Ludwig Mies van der Rohe (1886-1969) was a German-American architect, he was born in Aachen.
He created an influential twentieth-century architectural style, stated with extreme clarity and simplicity. His mature buildings made use of modern materials such as industrial steel and plate glass to define interior spaces. Ludwig strove toward an architecture with a minimal framework of structural order balanced against the implied freedom of unobstructed free-flowing open space.
He was involved in the development of the Bauhaus where he was architect-director between 1930 and 1933.
Nazi political pressure forced the state-supported school to leave its campus in Dessau, in 1933 the faculty voted to close the Bauhaus. The Nazis rejected his style as not "German" in character.
Frustrated and unhappy, Ludwig Mies van der Rohe left his homeland in 1937.

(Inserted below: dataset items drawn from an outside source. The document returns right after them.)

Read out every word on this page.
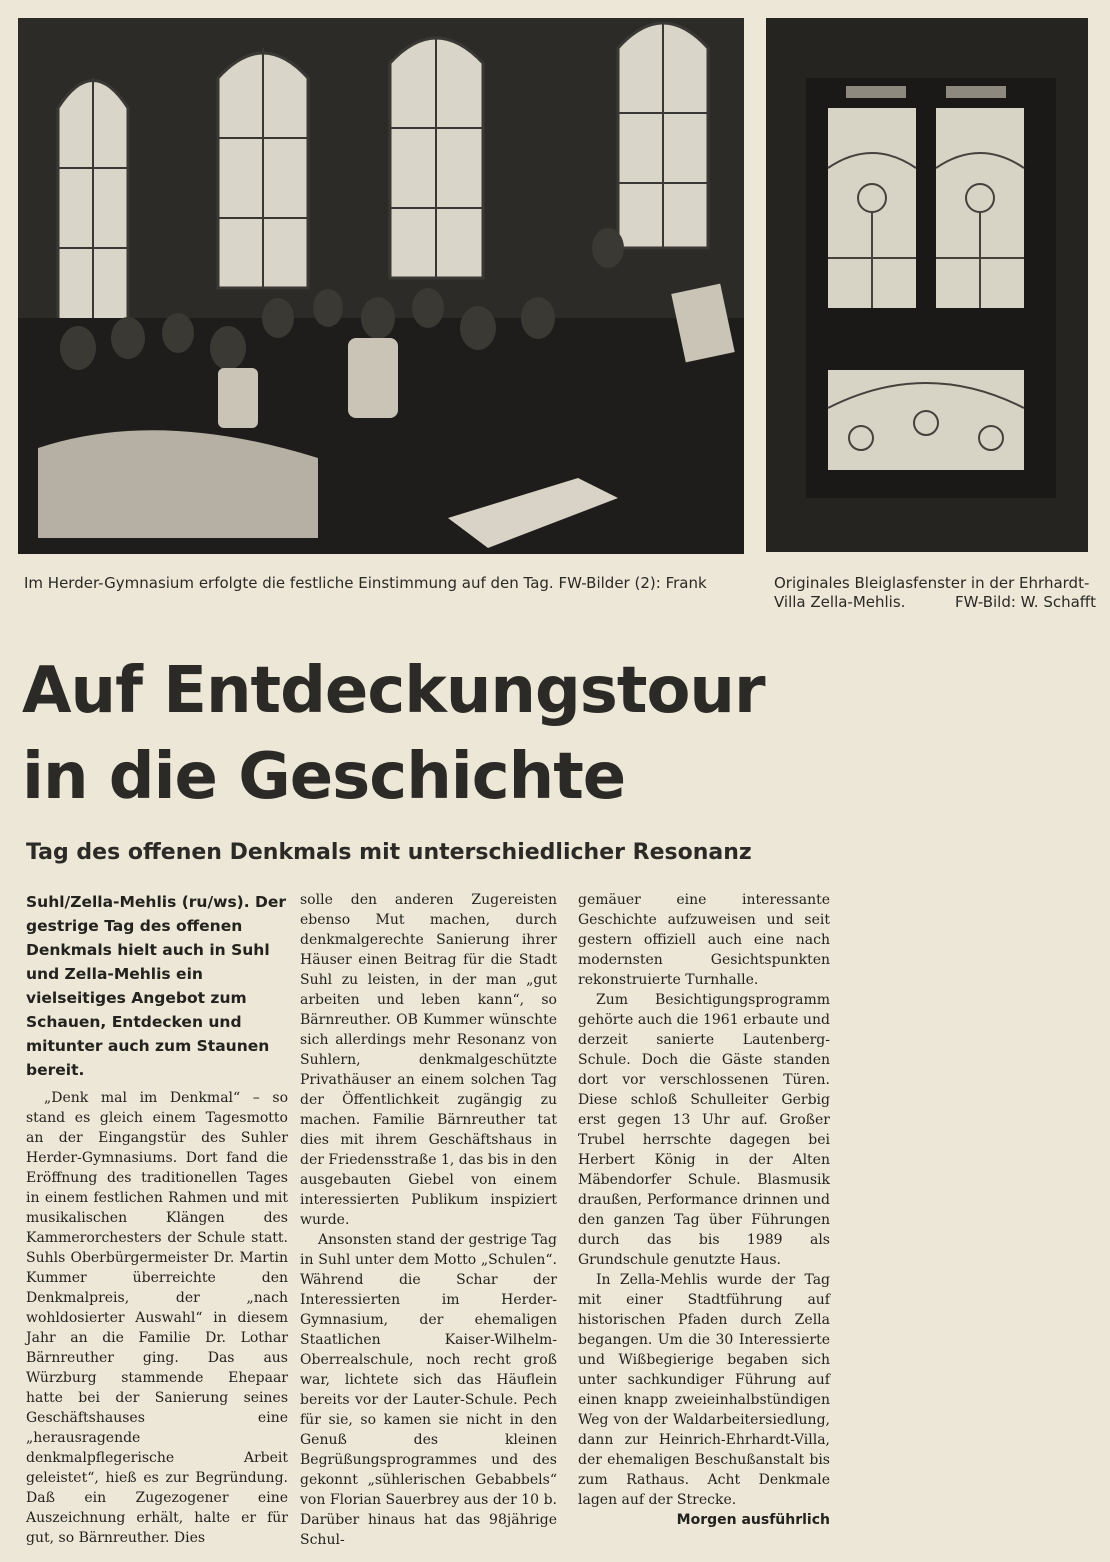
Im Herder-Gymnasium erfolgte die festliche Einstimmung auf den Tag. FW-Bilder (2): Frank	Originales Bleiglasfenster in der Ehrhardt-
Villa Zella-Mehlis.	FW-Bild: W. Schafft
Auf Entdeckungstour
in die Geschichte
Tag des offenen Denkmals mit unterschiedlicher Resonanz
Suhl/Zella-Mehlis (ru/ws). Der gestrige Tag des offenen Denkmals hielt auch in Suhl und Zella-Mehlis ein vielseitiges Angebot zum Schauen, Entdecken und mitunter auch zum Staunen bereit.

„Denk mal im Denkmal“ – so stand es gleich einem Tagesmotto an der Eingangstür des Suhler Herder-Gymnasiums. Dort fand die Eröffnung des traditionellen Tages in einem festlichen Rahmen und mit musikalischen Klängen des Kammerorchesters der Schule statt. Suhls Oberbürgermeister Dr. Martin Kummer überreichte den Denkmalpreis, der „nach wohldosierter Auswahl“ in diesem Jahr an die Familie Dr. Lothar Bärnreuther ging. Das aus Würzburg stammende Ehepaar hatte bei der Sanierung seines Geschäftshauses eine „herausragende denkmalpflegerische Arbeit geleistet“, hieß es zur Begründung. Daß ein Zugezogener eine Auszeichnung erhält, halte er für gut, so Bärnreuther. Dies

solle den anderen Zugereisten ebenso Mut machen, durch denkmalgerechte Sanierung ihrer Häuser einen Beitrag für die Stadt Suhl zu leisten, in der man „gut arbeiten und leben kann“, so Bärnreuther. OB Kummer wünschte sich allerdings mehr Resonanz von Suhlern, denkmalgeschützte Privathäuser an einem solchen Tag der Öffentlichkeit zugängig zu machen. Familie Bärnreuther tat dies mit ihrem Geschäftshaus in der Friedensstraße 1, das bis in den ausgebauten Giebel von einem interessierten Publikum inspiziert wurde.

Ansonsten stand der gestrige Tag in Suhl unter dem Motto „Schulen“. Während die Schar der Interessierten im Herder-Gymnasium, der ehemaligen Staatlichen Kaiser-Wilhelm-Oberrealschule, noch recht groß war, lichtete sich das Häuflein bereits vor der Lauter-Schule. Pech für sie, so kamen sie nicht in den Genuß des kleinen Begrüßungsprogrammes und des gekonnt „sühlerischen Gebabbels“ von Florian Sauerbrey aus der 10 b. Darüber hinaus hat das 98jährige Schul-

gemäuer eine interessante Geschichte aufzuweisen und seit gestern offiziell auch eine nach modernsten Gesichtspunkten rekonstruierte Turnhalle.

Zum Besichtigungsprogramm gehörte auch die 1961 erbaute und derzeit sanierte Lautenberg-Schule. Doch die Gäste standen dort vor verschlossenen Türen. Diese schloß Schulleiter Gerbig erst gegen 13 Uhr auf. Großer Trubel herrschte dagegen bei Herbert König in der Alten Mäbendorfer Schule. Blasmusik draußen, Performance drinnen und den ganzen Tag über Führungen durch das bis 1989 als Grundschule genutzte Haus.

In Zella-Mehlis wurde der Tag mit einer Stadtführung auf historischen Pfaden durch Zella begangen. Um die 30 Interessierte und Wißbegierige begaben sich unter sachkundiger Führung auf einen knapp zweieinhalbstündigen Weg von der Waldarbeitersiedlung, dann zur Heinrich-Ehrhardt-Villa, der ehemaligen Beschußanstalt bis zum Rathaus. Acht Denkmale lagen auf der Strecke.

Morgen ausführlich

Mies settled in Chicago, Illinois, where he was appointed head of the architecture school at Chicago's Armour Institute of Technology. In 1944, he became an American citizen. His architecture became an accepted mode of building for American cultural and educational institutions, developers, public agencies, and large corporations.
Mies, often in collaboration with Lilly Reich, designed modern furniture pieces using new industrial technologies that have become popular classics, such as the Barcelona chair. His furniture is known for fine craftsmanship, a mix of traditional luxurious fabrics like leather combined with modern chrome frames.